Professor Sam Logan intercepts a basketball during an Oregon State wheelchair basketball game

The thrill of taking a last-second shot is one of Joshua Gess’ indelible memories from playing wheelchair basketball at Auburn University. With six seconds on the clock — and down a point, 40-39, against Shepherd Spinal Center — Auburn called a timeout to map one last play. The team fanned out and jockeyed for position. Joshua rolled off a pick and snagged the inbound pass at the right edge of the free-throw line.

Three seconds.

“It was pass or shoot,” he says. “No one was open, so I took the shot. It’s all still so clear in my mind; I’ll never forget exactly where I was on the court when I missed. The buzzer sounded, and I rolled away feeling so dejected. We’d played so hard.”

Immediately, Joshua’s teammates rallied around him. Each one laid a reassuring hand on his shoulder and offered words of encouragement.

“To have that moment where your team lifts you back up — well, that was awesome, unforgettable,” he says.

During another tournament, a young boy wearing Auburn gear collected autographs from every player. “Here was an able-bodied kid who looked up to us as athletes representing the university,” Joshua says. “It really moved me.”

And on yet another day, he was rolling through campus when a student stopped him and said, “You played a hell of a game the other day.” Joshua, taken aback, barely sputtered a thank you.

“I’d like more disabled students to share those types of experiences — the pride of throwing on the school colors, the rush of hearing hundreds of cheering fans, many of them able-bodied — and just to feel a sense of belonging,” Joshua says. “It still gives me chills when I think about it.”

In September 2007, Joshua was a 24-year-old doctoral student when an accident left him paralyzed below the waist. Basketball had always been a huge part of his life. Now, forced to watch from the sidelines, Joshua regarded the game as just another layer of frustration weighing down his long, strenuous rehabilitation. At the repeated urging of Auburn’s wheelchair basketball coach, Joshua acquiesced and agreed to give the sport a try. It gave him back the game he loved and also offered a means to re-engage with the world at large.

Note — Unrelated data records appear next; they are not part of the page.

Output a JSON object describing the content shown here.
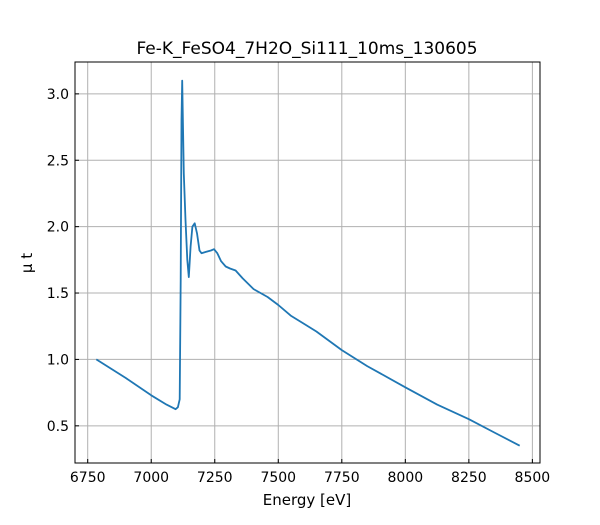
{
  "chart_data": {
    "type": "line",
    "title": "Fe-K_FeSO4_7H2O_Si111_10ms_130605",
    "xlabel": "Energy [eV]",
    "ylabel": "μ t",
    "xlim": [
      6700,
      8530
    ],
    "ylim": [
      0.22,
      3.24
    ],
    "xticks": [
      6750,
      7000,
      7250,
      7500,
      7750,
      8000,
      8250,
      8500
    ],
    "yticks": [
      0.5,
      1.0,
      1.5,
      2.0,
      2.5,
      3.0
    ],
    "ytick_labels": [
      "0.5",
      "1.0",
      "1.5",
      "2.0",
      "2.5",
      "3.0"
    ],
    "grid": true,
    "series": [
      {
        "name": "mu t",
        "color": "#1f77b4",
        "x": [
          6784,
          6900,
          7000,
          7060,
          7096,
          7105,
          7112,
          7116,
          7119,
          7122,
          7128,
          7135,
          7142,
          7148,
          7155,
          7162,
          7171,
          7180,
          7190,
          7198,
          7215,
          7235,
          7247,
          7260,
          7275,
          7293,
          7310,
          7332,
          7360,
          7403,
          7430,
          7458,
          7500,
          7549,
          7600,
          7650,
          7750,
          7850,
          8000,
          8125,
          8250,
          8350,
          8450
        ],
        "y": [
          1.0,
          0.86,
          0.73,
          0.66,
          0.625,
          0.64,
          0.7,
          1.6,
          2.8,
          3.1,
          2.4,
          2.05,
          1.75,
          1.62,
          1.85,
          2.0,
          2.025,
          1.95,
          1.82,
          1.8,
          1.81,
          1.82,
          1.83,
          1.8,
          1.74,
          1.7,
          1.685,
          1.67,
          1.61,
          1.53,
          1.5,
          1.47,
          1.41,
          1.33,
          1.27,
          1.21,
          1.07,
          0.95,
          0.79,
          0.66,
          0.55,
          0.45,
          0.35
        ]
      }
    ]
  }
}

“Disabled people can be reclusive,” Joshua says. “It takes some effort to put ourselves back into circulation, and playing basketball again was a big step in that direction.”

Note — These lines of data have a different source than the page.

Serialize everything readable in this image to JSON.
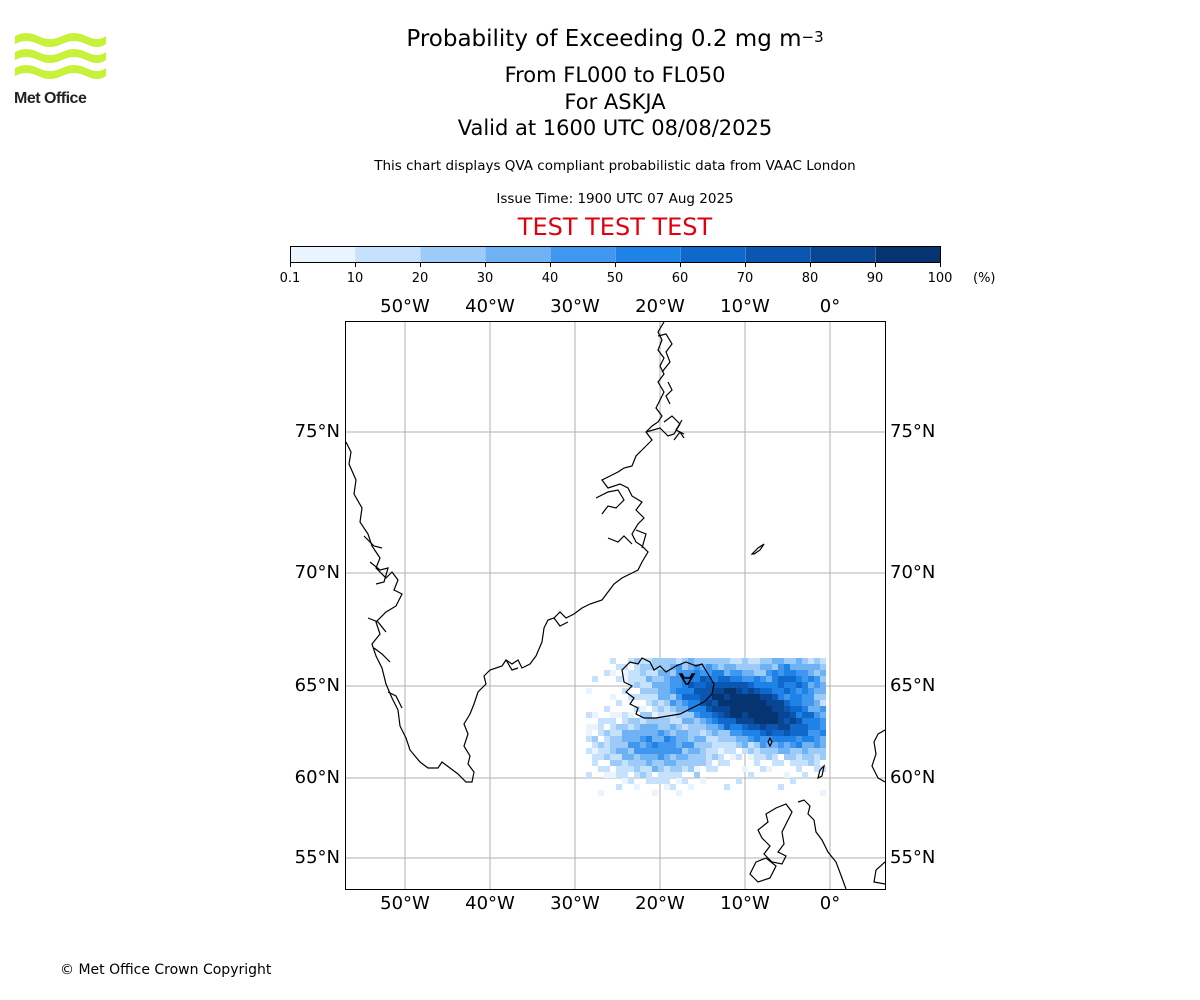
{
  "header": {
    "title_main": "Probability of Exceeding 0.2 mg m",
    "title_sup": "−3",
    "flight_levels": "From FL000 to FL050",
    "volcano": "For ASKJA",
    "valid_time": "Valid at 1600 UTC 08/08/2025",
    "note": "This chart displays QVA compliant probabilistic data from VAAC London",
    "issue_time": "Issue Time: 1900 UTC 07 Aug 2025",
    "test_banner": "TEST TEST TEST"
  },
  "logo": {
    "text": "Met Office",
    "color": "#c6f23a"
  },
  "colorbar": {
    "ticks": [
      "0.1",
      "10",
      "20",
      "30",
      "40",
      "50",
      "60",
      "70",
      "80",
      "90",
      "100"
    ],
    "unit": "(%)",
    "colors": [
      "#eaf4fe",
      "#c5e1fb",
      "#9dcbf7",
      "#6eb2f4",
      "#3f97ef",
      "#1f82e6",
      "#0f69cc",
      "#0a56b0",
      "#084592",
      "#063470"
    ]
  },
  "map": {
    "lon_labels": [
      "50°W",
      "40°W",
      "30°W",
      "20°W",
      "10°W",
      "0°"
    ],
    "lat_labels": [
      "75°N",
      "70°N",
      "65°N",
      "60°N",
      "55°N"
    ],
    "grid_color": "#b0b0b0"
  },
  "footer": {
    "copyright": "© Met Office Crown Copyright"
  }
}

Joshua describes wheelchair basketball as a combination of chess and demolition derby. “A lot of strategy, a lot of contact,” he says. “People watching for the first time are often surprised by the intensity and the skill required.”

He wanted to share it all. After settling in at the College of Engineering in fall 2015, Joshua set his sights on developing a wheelchair basketball program at Oregon State University. The only option at the time was the intramural league at Dixon Recreation Center. His goal is to join a sanctioned league and play in regional tournaments against community-based teams within five years. Eventually, he’d like Oregon State to host a tournament and, one day, even play at the intercollegiate level.

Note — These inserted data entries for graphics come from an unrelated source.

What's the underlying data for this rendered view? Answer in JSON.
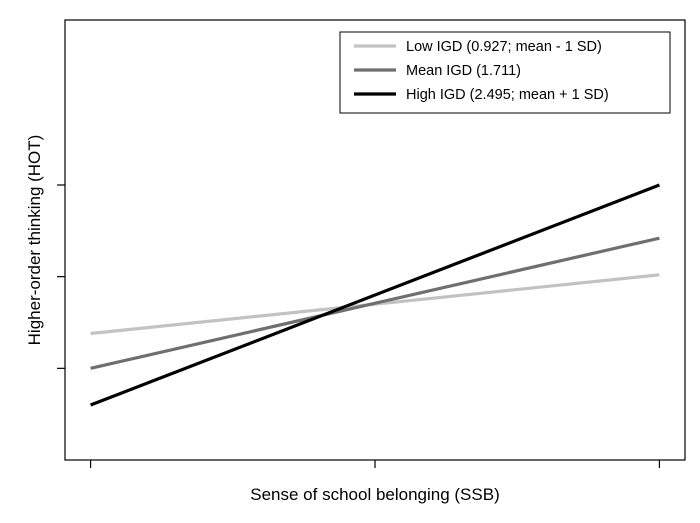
{
  "chart_data": {
    "type": "line",
    "title": "",
    "xlabel": "Sense of school belonging (SSB)",
    "ylabel": "Higher-order thinking (HOT)",
    "xlim": [
      -1.09,
      1.09
    ],
    "ylim": [
      -1.2,
      1.2
    ],
    "x_ticks": [
      -1,
      0,
      1
    ],
    "y_ticks": [
      -0.7,
      -0.2,
      0.3
    ],
    "x_tick_labels_shown": false,
    "y_tick_labels_shown": false,
    "grid": false,
    "legend_position": "top-right",
    "series": [
      {
        "name": "Low IGD (0.927; mean - 1 SD)",
        "color": "#c2c2c2",
        "x": [
          -1,
          1
        ],
        "y": [
          -0.51,
          -0.19
        ]
      },
      {
        "name": "Mean IGD (1.711)",
        "color": "#6f6f6f",
        "x": [
          -1,
          1
        ],
        "y": [
          -0.7,
          0.01
        ]
      },
      {
        "name": "High IGD (2.495; mean + 1 SD)",
        "color": "#000000",
        "x": [
          -1,
          1
        ],
        "y": [
          -0.9,
          0.3
        ]
      }
    ]
  }
}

Joshua contacted Sam Logan, assistant professor in the College of Public Health and Human Sciences (CPHHS), who runs adaptive sports programs for young people with disabilities. He also has regular access to a basketball court on campus.

“Sam said, ‘We have a gym, we have the chairs, let’s do this,’” Joshua says.

By spring 2018, Joshua was coaching Rolling Beavers practices in the Women’s Building gymnasium. Six disabled players — three students and three from the community — had signed up. So had eight able-bodied students from CPHHS.

“I find that quite amazing, but they’re learning the game the way it’s supposed to be played,” Joshua says.

Interest in the sport among able-bodied players, while rare, is growing. At Fort Benning, Georgia, a short drive from Auburn, able-bodied soldiers and veterans have taken up wheelchair basketball so they can join their disabled buddies on the court.

For Joshua, having additional players means he can run full-court, five-on-five scrimmages, which greatly accelerates a team’s development. So does having a permanent practice facility.

With the support of CPHHS, the Women’s Building gym has been designated as the team’s official home, which demonstrates a high level of commitment to adaptive sports, according to Joshua.

“My dream is to see the emblem for Oregon State Wheelchair Basketball prominently displayed above the building entrance,” he says. “Imagine recruiting students and telling them, ‘This is our home. This is where you’ll play.’ Most schools don’t have that.”

He also predicts a high level of fan support because of the region’s inclusive culture.

“Auburn crowds typically exceeded 200. I believe we could draw four times that number,” Joshua says. “For disabled students to see so many able-bodied people cheering for disabled athletes will really encourage disabled students to want to be part of the community in a broader way. It certainly did that for me.”